The type of Dynamic says that as long as you can represent the type of the value a, you can hide it in the Dynamic wrapper type. This looks similar to how we’ve defined WireValue! It seems as if trying to understand existentials before Data.Dynamic was a Good Thing™.

So, is there a practical use for being able to use types as values, other than cast?

Orderability

If we try to define an Ord instance for our WireValue type in the same way we did for Eq we run into a problem: We don’t know what the right answer is when the types don’t match.

data WireValue = forall a. (Typeable a, Show a, Eq a, Ord a) => WireValue ainstance Ord WireValue where
compare (WireValue x) (WireValue y) = maybe _onMismatchedTypes (compare x) $ cast y

When we had mismatched types with == we could just return the default value of False. In the above snippet for compare, _onMismatchedTypes can’t just magically produce an Ordering value like LT because you would get inconsistent answers depending on which order you compared the two values.

But values of TypeRep are comparable, so, if the cast fails, we can simply compare the type representations of the values instead:

instance Ord WireValue where
compare (WireValue x) (WireValue y) =
maybe
(compare (typeOf x) (typeOf y))
(compare x) $ cast y

This now works nicely:

λ: WireValue 3 < WireValue 4
True
λ: WireValue "hello" < WireValue 1
False
λ: WireValue 1 < WireValue "hello"
True

Types as values

What I’ve presented so far is a nice straightforward path through some of my holiday discoveries playing around with existentials and Data.Typeable. However, in practice, getting my head around some of this stuff wasn’t easy and I took a few interesting diversions along the way.

One of those diversions was looking at how I might convert a type to a value when I did not know about the magic of Data.Typeable.

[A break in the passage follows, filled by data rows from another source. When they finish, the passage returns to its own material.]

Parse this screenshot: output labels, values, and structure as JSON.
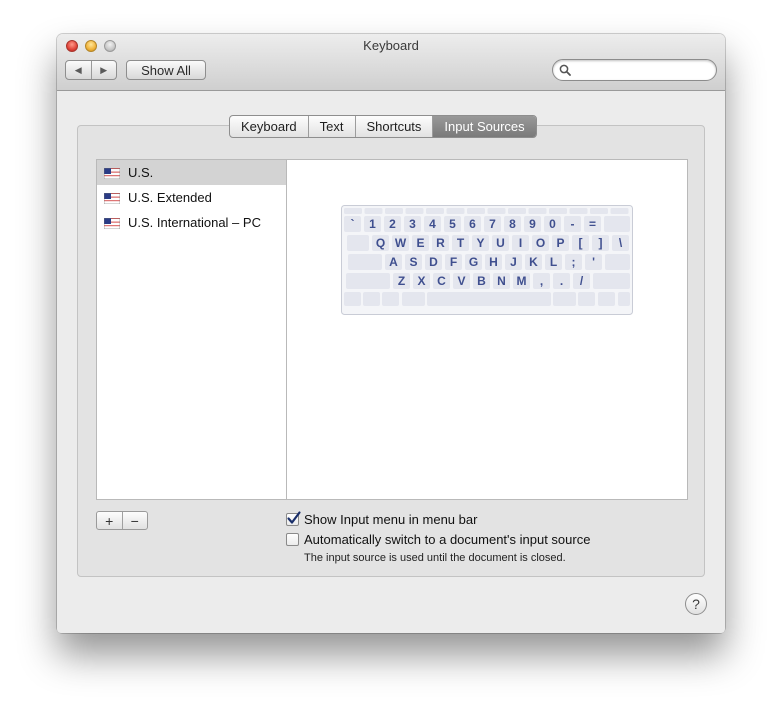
{
  "window": {
    "title": "Keyboard"
  },
  "toolbar": {
    "back_icon": "◀",
    "forward_icon": "▶",
    "show_all_label": "Show All",
    "search_placeholder": ""
  },
  "tabs": [
    {
      "label": "Keyboard",
      "selected": false
    },
    {
      "label": "Text",
      "selected": false
    },
    {
      "label": "Shortcuts",
      "selected": false
    },
    {
      "label": "Input Sources",
      "selected": true
    }
  ],
  "input_sources": [
    {
      "label": "U.S.",
      "icon": "us-flag-icon",
      "selected": true
    },
    {
      "label": "U.S. Extended",
      "icon": "us-flag-icon",
      "selected": false
    },
    {
      "label": "U.S. International – PC",
      "icon": "us-flag-icon",
      "selected": false
    }
  ],
  "keyboard_preview": {
    "rows": [
      [
        "`",
        "1",
        "2",
        "3",
        "4",
        "5",
        "6",
        "7",
        "8",
        "9",
        "0",
        "-",
        "="
      ],
      [
        "Q",
        "W",
        "E",
        "R",
        "T",
        "Y",
        "U",
        "I",
        "O",
        "P",
        "[",
        "]",
        "\\"
      ],
      [
        "A",
        "S",
        "D",
        "F",
        "G",
        "H",
        "J",
        "K",
        "L",
        ";",
        "'"
      ],
      [
        "Z",
        "X",
        "C",
        "V",
        "B",
        "N",
        "M",
        ",",
        ".",
        "/"
      ]
    ]
  },
  "list_controls": {
    "add_label": "+",
    "remove_label": "−"
  },
  "options": {
    "show_input_menu": {
      "label": "Show Input menu in menu bar",
      "checked": true
    },
    "auto_switch": {
      "label": "Automatically switch to a document's input source",
      "checked": false
    },
    "note": "The input source is used until the document is closed."
  },
  "help_label": "?",
  "colors": {
    "selected_tab": "#868686",
    "key_label": "#3f4f8f",
    "key_fill": "#e4e6ee",
    "selection_row": "#d3d3d3"
  }
}
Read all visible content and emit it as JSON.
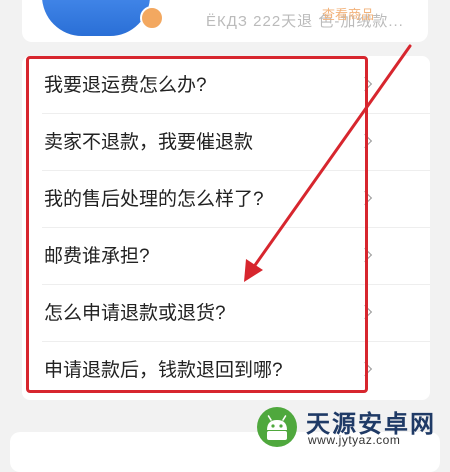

This section may be instructive if you, like me, found this all too magical!

We can define some data types that together represent types our WireValues can contain:

data WireConcreteType = WctInt | WctString deriving (Show, Eq, Ord)
data WireContainerType = WctList | WctMaybe deriving (Show, Eq, Ord)|
data WireType
= WtConc WireConcreteType
| WtCont WireContainerType WireType
deriving (Show, Eq, Ord)

These constructors, even without particularly many options, can be used to represent wide variety of types:

-- Int:
t1 = WtConc WctInt
-- [String]:
t2 = WtCont WctList $ WtConc WctString
-- [Maybe Int]
t3 = WtCont WctList $ WtCont WctMaybe $ WtConc WctInt
...

To extract a type as a value at runtime, we can define the getType function as follows. Note that we use a proxy a value, rather than simply an a value, so that you don’t actually need to build a value to extract its type. This is useful in the case of lists, as it allows us to define getType recursively, avoiding having to work out what to do when given an empty list.

{-# LANGUAGE ScopedTypeVariables -#}import Data.Proxyclass Wireable a where
getType :: proxy a -> WireType
instance Wireable Int where
getType _ = WtConc WctInt
instance Wireable a => Wireable [a] where
getType _ = WtCont WctList $ getType (Proxy :: Proxy a)

We need the ScopedTypeVariables extension because we need to refer to the specific a that getType was called with when building the Proxy in the Wireable instance for [a].

Now we can get WireType values from Haskell types:

λ: getType (Proxy :: Proxy Int)
WtConc WctInt
λ: getType (Proxy :: Proxy [[Int]])
WtCont WctList (WtCont WctList (WtConc WctInt))

I was dead chuffed when I first got this to work — I think it’s pretty cool.

getType does an equivalent thing to the typeRep function from Data.Typeable. Our WireType data type is fulfilling the same role as the TypeRep data type from Data.Typeable, although it’s much more restricted — TypeRep can represent algebraic data types with multiple arguments to constructors and comes with a bunch of helper functions to unpack and inspect it.

As an aside, when doing this work I also discovered the TypeApplications extension, which provides slightly less clumsy syntax for specifying the types of polymorphic functions:

λ: :set -XTypeApplications
λ: getType $ Proxy @Int
WtConc WctInt

So much for the existentials, where’s the crisis?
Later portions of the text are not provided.